Potomac Correspondence: An Assassin’s Bullet and Freedom

I arrived at the elementary school Christina Green, the nine-year-old primary school girl who lost her life in the Tuscon random shooting incident, had attended. The fence surrounding the school building overflowed with notes written jointly by friends mourning her death.

“To my best friend, Christina. Do you remember this picture? It is from our first sleepover.”

Two young girls are standing shoulder-to-shoulder, smiling sweetly with aged facial expressions. Their expressions are a little bit drained, telling the story of the young girls’ excitement at their first sleepover as friends.

More and more, the fun night at times was probably a night that brought tears to friends’ eyes. It seems they are holding the same thoughts, and many parents dried tears in front of the fence.

And yet, what is unexpected is that the gun control laws are lagging. In this incident, six people became victims, and the woman of the House who is considered the Democratic Party’s hope has fallen to an assassin’s bullet.

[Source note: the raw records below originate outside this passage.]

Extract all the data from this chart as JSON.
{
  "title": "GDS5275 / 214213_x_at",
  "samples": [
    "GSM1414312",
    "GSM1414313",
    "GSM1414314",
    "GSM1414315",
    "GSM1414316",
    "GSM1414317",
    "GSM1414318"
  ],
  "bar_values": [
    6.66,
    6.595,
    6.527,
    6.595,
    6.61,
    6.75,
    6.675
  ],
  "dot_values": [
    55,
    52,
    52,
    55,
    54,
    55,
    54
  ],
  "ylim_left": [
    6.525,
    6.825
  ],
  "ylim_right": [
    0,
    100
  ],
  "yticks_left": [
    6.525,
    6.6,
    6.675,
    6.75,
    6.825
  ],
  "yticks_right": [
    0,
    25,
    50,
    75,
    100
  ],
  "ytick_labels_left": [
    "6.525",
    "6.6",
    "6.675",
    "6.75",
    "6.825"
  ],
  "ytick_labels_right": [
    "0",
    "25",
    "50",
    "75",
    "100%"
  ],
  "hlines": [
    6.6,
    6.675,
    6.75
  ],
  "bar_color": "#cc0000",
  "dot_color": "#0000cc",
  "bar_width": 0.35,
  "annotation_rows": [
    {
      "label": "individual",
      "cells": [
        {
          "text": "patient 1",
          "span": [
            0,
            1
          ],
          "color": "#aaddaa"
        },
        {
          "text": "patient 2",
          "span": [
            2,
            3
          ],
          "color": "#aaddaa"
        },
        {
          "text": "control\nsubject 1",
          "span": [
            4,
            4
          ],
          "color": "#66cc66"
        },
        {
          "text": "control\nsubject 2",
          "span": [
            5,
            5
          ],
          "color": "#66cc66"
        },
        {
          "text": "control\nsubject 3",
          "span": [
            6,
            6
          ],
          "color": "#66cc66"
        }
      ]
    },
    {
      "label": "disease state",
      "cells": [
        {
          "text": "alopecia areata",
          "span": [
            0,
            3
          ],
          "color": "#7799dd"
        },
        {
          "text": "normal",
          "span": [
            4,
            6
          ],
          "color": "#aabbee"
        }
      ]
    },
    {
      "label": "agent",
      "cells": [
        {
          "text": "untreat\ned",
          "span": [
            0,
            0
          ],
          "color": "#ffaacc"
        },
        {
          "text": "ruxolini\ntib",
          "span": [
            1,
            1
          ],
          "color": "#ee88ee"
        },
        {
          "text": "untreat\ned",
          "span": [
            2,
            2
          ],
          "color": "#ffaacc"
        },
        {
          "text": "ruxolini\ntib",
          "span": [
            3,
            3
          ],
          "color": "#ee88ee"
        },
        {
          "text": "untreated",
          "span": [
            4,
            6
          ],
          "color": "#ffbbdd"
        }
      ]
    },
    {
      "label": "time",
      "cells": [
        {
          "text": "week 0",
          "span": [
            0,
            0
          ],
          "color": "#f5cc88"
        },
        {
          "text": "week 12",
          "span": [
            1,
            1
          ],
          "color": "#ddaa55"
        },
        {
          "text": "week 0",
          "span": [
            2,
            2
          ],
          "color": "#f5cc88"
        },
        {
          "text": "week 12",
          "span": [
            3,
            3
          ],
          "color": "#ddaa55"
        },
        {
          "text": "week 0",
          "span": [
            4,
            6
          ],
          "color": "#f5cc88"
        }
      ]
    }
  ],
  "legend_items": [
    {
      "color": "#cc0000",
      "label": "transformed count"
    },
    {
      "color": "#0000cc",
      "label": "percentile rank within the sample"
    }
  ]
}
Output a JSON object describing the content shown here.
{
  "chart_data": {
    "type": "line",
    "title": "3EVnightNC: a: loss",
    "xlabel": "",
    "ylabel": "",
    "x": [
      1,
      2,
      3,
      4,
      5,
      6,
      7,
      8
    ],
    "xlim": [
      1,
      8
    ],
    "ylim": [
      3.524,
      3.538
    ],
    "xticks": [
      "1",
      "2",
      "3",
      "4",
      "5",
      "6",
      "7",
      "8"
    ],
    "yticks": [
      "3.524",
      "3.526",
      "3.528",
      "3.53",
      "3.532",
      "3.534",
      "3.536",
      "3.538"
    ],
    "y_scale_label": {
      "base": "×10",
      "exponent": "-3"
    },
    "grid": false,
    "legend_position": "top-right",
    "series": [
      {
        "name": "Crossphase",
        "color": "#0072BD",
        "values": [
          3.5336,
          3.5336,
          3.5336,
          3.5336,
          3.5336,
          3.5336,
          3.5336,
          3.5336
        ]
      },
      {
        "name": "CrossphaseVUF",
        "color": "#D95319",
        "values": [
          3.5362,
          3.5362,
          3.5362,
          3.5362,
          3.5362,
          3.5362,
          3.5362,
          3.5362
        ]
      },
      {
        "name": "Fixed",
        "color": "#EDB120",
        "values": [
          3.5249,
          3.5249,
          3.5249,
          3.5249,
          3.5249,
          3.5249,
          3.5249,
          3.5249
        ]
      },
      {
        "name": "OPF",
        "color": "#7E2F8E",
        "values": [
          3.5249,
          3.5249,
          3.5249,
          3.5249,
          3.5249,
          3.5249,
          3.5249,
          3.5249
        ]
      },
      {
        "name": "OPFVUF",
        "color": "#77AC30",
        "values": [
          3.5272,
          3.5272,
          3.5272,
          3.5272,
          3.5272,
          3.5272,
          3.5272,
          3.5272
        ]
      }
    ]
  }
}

At the victims memory assembly, the somber Democratic Party members who met by chance said, “We should place trust in the Second Amendment.” The text is for the safety of the free country; the rule is that the right for citizens to carry guns must not be violated.

Regretting the loss of the young lady, we shed tears and yet there is a thorough resistance to the obstruction of “freedom.” In order to understand this undercurrent in America’s bloodstream, I have the feeling that even more “observation and collecting data” is essential.